Thibault Mercier: Absolument. Il faut savoir que la France est un pays peu décentralisé. Ainsi les dépenses des collectivités locales représentent seulement 20% de la dépense publique ce qui est inférieur à d'autres pays comme l'Allemagne ou l'Italie. Et au niveau du budget de ces collectivités locales, les régions ne représentent que 10%, soit environ 29 milliards d'euros, bien moins que les communes (57%) et les départements (31%). Les régions sont donc le parent pauvre des collectivités locales dans un pays fortement centralisé.

> Qu'est-ce qui explique la faiblesse de leurs budgets?

T.M: En France, les transferts de compétences s'accompagnent automatiquement de transferts de ressources budgétaires. Le fait d'avoir peu de budget sous-entend donc que les régions ont des compétences limitées au regard des communes et des départements. Elles ont ainsi trois compétences principales: la gestion des lycées, les transports régionaux, c'est-à-dire les TER, et la formation professionnelle. À cela s'ajoute la distribution des aides aux entreprises, notamment pour les PME.
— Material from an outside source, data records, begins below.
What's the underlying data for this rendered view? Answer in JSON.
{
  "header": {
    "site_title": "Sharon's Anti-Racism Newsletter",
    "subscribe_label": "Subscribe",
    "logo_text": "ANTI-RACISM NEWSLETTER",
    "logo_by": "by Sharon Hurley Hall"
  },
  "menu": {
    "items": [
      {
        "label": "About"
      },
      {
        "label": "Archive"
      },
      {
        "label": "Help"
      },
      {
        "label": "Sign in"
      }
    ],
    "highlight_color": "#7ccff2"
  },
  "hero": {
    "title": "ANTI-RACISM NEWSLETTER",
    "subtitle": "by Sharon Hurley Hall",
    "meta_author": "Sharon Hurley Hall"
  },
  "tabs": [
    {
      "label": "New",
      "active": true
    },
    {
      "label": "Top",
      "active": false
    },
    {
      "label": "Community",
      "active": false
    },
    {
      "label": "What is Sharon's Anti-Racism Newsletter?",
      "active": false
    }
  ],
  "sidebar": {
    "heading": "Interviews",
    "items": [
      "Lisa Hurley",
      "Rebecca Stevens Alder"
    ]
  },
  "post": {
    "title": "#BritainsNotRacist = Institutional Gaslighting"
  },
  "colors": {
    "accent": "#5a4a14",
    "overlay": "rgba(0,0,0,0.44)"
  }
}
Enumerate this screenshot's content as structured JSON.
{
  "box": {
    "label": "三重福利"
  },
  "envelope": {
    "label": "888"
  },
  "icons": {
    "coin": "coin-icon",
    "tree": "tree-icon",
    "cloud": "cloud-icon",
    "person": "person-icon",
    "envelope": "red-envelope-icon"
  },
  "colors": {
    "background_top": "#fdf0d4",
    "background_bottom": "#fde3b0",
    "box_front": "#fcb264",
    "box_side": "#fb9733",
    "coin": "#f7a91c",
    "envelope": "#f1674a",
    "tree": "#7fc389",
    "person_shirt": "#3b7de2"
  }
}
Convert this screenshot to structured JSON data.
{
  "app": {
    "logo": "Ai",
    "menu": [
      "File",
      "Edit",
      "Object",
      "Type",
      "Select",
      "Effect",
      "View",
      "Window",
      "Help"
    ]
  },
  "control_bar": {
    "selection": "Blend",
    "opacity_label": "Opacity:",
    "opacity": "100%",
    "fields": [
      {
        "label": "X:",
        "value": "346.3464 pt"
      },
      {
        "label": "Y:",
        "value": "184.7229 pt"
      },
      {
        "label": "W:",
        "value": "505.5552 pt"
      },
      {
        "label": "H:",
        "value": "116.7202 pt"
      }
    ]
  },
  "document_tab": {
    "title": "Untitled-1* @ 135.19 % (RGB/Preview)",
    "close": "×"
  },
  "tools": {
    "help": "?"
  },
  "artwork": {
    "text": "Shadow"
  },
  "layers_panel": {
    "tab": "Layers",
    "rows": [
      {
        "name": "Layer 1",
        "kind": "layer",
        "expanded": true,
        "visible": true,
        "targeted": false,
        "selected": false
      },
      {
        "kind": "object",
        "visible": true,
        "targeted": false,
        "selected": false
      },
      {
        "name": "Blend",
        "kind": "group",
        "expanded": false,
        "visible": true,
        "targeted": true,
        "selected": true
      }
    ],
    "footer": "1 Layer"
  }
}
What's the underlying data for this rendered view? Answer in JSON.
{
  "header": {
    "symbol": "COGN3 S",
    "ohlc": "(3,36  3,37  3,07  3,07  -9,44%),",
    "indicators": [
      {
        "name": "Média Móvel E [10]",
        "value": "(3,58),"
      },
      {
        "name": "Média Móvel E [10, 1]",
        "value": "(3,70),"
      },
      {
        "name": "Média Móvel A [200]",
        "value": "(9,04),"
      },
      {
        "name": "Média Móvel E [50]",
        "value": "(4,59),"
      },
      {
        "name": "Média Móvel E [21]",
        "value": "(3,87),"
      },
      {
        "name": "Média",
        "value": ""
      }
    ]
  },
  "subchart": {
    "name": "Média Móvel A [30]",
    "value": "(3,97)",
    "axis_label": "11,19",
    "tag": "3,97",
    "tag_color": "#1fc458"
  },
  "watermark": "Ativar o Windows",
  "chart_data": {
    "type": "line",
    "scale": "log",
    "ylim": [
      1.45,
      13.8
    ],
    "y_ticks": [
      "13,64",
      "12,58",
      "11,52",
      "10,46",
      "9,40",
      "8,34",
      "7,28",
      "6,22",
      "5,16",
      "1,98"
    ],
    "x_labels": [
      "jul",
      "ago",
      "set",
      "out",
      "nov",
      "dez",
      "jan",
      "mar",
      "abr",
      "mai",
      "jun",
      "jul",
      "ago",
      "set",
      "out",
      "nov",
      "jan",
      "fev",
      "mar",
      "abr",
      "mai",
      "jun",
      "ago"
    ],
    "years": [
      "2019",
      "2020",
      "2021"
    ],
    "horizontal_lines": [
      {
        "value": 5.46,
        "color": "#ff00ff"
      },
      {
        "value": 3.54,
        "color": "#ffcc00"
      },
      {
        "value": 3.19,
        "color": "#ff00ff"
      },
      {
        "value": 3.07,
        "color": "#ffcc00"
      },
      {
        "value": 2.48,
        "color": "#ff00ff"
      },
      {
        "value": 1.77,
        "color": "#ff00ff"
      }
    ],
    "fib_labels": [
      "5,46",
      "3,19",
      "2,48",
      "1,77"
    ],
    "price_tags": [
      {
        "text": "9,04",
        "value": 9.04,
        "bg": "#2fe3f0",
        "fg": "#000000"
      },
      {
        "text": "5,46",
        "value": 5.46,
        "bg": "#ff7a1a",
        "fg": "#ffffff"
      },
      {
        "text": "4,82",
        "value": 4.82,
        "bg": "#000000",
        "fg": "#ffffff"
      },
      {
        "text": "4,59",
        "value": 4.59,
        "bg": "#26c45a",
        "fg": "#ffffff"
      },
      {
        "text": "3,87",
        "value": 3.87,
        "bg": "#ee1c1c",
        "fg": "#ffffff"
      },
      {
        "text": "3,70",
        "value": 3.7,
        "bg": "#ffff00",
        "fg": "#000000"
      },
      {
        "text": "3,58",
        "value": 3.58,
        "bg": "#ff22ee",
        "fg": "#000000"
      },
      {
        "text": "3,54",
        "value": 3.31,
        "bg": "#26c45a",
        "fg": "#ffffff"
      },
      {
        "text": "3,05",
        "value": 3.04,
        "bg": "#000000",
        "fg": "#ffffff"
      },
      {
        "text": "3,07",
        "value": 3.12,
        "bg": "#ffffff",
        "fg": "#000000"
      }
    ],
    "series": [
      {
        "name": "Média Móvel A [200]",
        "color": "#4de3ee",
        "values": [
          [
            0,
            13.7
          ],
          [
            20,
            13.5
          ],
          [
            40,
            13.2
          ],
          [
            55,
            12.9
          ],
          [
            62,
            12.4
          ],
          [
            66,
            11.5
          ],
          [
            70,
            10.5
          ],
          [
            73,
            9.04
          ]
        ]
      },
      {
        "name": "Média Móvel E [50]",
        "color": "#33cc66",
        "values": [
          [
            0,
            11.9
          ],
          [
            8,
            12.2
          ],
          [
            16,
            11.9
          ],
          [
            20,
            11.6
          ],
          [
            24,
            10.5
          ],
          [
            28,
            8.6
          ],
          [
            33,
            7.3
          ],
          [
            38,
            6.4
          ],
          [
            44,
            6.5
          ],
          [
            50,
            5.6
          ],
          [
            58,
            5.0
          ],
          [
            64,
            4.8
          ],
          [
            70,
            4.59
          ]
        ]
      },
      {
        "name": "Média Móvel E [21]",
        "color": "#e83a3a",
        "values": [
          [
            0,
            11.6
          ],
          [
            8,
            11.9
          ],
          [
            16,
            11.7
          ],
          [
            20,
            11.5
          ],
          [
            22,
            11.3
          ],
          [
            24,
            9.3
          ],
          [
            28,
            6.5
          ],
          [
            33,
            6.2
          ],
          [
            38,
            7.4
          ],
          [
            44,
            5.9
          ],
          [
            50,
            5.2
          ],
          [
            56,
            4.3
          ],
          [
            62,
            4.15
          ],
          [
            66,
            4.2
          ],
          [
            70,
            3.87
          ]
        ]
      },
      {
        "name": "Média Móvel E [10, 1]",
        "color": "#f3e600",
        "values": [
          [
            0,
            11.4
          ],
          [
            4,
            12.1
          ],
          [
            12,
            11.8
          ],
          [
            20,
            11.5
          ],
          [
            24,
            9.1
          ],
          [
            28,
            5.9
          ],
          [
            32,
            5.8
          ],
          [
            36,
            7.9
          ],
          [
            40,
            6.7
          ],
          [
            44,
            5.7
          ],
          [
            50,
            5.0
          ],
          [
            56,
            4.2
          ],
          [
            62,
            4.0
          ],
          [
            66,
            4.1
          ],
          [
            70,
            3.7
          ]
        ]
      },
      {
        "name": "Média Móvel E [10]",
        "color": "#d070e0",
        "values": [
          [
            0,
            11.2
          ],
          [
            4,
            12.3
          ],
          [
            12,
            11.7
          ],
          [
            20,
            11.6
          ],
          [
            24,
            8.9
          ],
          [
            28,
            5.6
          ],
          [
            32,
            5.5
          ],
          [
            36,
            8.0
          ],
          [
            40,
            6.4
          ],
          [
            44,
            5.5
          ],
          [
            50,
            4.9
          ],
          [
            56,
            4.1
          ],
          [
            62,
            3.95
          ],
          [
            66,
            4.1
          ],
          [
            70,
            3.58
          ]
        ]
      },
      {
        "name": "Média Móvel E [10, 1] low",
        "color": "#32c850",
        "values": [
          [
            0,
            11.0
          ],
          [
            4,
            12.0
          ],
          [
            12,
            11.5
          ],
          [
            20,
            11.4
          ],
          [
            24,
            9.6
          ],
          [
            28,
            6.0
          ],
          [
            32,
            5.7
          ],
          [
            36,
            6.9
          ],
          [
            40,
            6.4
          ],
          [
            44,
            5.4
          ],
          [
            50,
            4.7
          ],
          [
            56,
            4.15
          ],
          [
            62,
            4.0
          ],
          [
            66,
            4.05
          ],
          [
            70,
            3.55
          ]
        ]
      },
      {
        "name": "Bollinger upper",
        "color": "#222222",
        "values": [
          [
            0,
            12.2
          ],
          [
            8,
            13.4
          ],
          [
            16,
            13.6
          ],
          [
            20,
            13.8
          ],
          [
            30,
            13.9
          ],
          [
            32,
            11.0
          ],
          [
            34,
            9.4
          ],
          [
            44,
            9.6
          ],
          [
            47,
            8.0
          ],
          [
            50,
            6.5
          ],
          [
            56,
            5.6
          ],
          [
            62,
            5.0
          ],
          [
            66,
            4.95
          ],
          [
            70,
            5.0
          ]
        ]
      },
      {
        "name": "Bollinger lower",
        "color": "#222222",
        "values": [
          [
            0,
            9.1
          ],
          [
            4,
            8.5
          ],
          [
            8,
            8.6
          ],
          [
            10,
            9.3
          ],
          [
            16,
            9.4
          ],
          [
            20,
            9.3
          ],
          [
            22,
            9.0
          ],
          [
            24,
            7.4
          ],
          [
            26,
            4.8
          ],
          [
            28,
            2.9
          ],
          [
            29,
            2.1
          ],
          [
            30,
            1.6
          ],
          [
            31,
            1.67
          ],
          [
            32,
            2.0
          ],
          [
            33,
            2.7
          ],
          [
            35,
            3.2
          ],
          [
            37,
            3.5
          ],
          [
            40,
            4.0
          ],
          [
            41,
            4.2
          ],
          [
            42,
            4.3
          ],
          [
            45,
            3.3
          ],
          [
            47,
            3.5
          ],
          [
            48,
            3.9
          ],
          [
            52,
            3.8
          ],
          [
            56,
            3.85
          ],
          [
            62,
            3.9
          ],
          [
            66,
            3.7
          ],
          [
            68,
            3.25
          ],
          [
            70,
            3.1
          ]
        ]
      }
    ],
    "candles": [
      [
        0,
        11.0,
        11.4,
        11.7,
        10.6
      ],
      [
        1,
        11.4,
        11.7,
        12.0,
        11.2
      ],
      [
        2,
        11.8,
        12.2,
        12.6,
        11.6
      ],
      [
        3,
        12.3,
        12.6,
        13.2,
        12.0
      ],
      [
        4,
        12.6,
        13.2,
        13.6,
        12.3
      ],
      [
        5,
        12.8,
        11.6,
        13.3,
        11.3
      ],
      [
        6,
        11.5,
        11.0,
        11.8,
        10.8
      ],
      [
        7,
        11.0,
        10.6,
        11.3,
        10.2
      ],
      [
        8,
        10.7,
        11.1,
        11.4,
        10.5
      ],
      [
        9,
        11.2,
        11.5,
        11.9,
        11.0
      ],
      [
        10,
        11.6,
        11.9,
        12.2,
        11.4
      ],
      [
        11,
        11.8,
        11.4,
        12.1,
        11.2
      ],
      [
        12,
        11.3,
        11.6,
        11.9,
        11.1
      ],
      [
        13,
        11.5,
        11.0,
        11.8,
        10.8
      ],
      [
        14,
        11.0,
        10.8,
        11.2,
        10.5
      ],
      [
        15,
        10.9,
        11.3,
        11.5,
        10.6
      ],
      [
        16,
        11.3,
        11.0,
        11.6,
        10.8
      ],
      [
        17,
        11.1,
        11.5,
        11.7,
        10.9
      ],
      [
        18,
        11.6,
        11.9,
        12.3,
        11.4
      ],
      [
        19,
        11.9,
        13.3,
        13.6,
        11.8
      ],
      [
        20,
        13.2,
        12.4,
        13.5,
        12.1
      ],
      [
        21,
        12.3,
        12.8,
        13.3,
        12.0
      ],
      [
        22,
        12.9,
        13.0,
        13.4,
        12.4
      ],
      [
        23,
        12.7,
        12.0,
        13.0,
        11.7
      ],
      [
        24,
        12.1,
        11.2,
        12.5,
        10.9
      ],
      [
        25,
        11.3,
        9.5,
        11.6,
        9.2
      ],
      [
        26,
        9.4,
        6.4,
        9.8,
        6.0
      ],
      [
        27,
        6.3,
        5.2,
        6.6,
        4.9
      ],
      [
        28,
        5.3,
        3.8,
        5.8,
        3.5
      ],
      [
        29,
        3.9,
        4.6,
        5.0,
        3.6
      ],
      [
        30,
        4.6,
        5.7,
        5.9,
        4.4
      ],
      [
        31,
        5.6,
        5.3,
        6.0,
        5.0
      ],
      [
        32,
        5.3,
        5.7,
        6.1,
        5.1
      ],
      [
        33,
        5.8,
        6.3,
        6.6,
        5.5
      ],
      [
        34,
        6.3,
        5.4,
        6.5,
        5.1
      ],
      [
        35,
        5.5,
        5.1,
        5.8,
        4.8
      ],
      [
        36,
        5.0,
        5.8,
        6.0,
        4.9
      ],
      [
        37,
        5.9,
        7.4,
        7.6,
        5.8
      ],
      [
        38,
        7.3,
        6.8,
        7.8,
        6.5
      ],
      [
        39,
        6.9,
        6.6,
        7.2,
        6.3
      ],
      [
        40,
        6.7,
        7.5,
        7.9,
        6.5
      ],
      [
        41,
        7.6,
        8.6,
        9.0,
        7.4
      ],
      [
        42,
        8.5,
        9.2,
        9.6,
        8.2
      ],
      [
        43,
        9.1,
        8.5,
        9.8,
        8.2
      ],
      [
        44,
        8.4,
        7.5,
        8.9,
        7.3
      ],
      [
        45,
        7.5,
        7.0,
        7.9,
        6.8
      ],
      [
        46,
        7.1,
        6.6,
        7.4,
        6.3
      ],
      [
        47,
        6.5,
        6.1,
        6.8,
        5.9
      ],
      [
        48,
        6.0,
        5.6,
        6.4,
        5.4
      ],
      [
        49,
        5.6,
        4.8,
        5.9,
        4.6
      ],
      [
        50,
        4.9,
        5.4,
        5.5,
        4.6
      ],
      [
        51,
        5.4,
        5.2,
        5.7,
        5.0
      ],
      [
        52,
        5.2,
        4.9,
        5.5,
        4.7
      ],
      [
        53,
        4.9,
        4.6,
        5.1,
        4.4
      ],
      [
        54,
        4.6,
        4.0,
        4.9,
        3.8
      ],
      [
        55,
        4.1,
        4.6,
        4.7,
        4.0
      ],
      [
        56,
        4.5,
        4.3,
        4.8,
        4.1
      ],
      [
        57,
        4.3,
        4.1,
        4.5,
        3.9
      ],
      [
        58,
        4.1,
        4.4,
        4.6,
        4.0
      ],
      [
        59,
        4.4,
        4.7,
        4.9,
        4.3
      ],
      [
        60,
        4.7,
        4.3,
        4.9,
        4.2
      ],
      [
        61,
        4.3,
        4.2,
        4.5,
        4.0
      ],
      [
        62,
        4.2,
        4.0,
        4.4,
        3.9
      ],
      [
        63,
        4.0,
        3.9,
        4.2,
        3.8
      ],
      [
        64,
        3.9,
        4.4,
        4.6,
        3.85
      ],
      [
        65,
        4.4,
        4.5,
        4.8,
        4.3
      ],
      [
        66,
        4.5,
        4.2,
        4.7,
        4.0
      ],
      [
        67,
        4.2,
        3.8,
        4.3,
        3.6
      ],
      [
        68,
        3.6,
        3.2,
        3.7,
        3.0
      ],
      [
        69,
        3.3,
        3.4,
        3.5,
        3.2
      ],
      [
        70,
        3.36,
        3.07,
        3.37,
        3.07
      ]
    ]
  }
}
> Sait-on ce que chaque compétence représente pour leurs budgets?

T.M: Oui. En 2013, qui est la dernière année connue, les régions avaient dépensé 7 milliards d'euros pour les TER, 6 milliards d'euros pour la gestion des lycées, 5,5 milliards d'euros pour la formation professionnelle et 700 millions d'euros dans les diverses aides aux entreprises. D'autres compétences moins importantes (culture, tourisme, environnement) permettent d'arriver aux 10 milliards d'euros manquants.

> Comment se financent-elles?

T.M: Pour faire simple, les ressources des régions, comme les autres collectivités locales, peuvent se décomposer en deux contributions: les dotations de l'État et les impôts locaux. Or, de toutes les collectivités locales, les régions sont celles qui dépendent le plus de l'État puisque les dotations représentent 40% de leurs ressources financières.

Le reste est en majorité constitué d'impôts locaux. Et il se trouve que les recettes d'impôts locaux perçus par les régions représentent 10% des recettes totales des collectivités locales. Ce qui est donc logique, vu que leurs budgets se situent dans les mêmes proportions.

Là où les régions perçoivent moins d'impôts c'est sur 'la fiscalité directe' c'est-à-dire les taxes payées par les ménages. Soit essentiellement la taxe d'habitation, et les taxes foncières sur le bâti et le non-bâti. Les régions ne perçoivent aucune de ces trois taxes. Sur la fiscalité locale directe, 67% va ainsi aux communes, 27% aux départements et seulement 6% aux régions.

Enfin, il faut savoir que les régions, en plus d'une autonomie financière limitée, ont également une autonomie fiscale restreinte. C'est-à-dire qu'elles n'ont pas ou peu de pouvoir pour déterminer le taux de leurs taxes. La seule contribution sur laquelle elles ont un vrai levier c'est la taxe sur les certificats d'immatriculation d'automobiles, ou "taxe sur la carte grise". Une contribution qui représente à peine 7% de leurs ressources totales. 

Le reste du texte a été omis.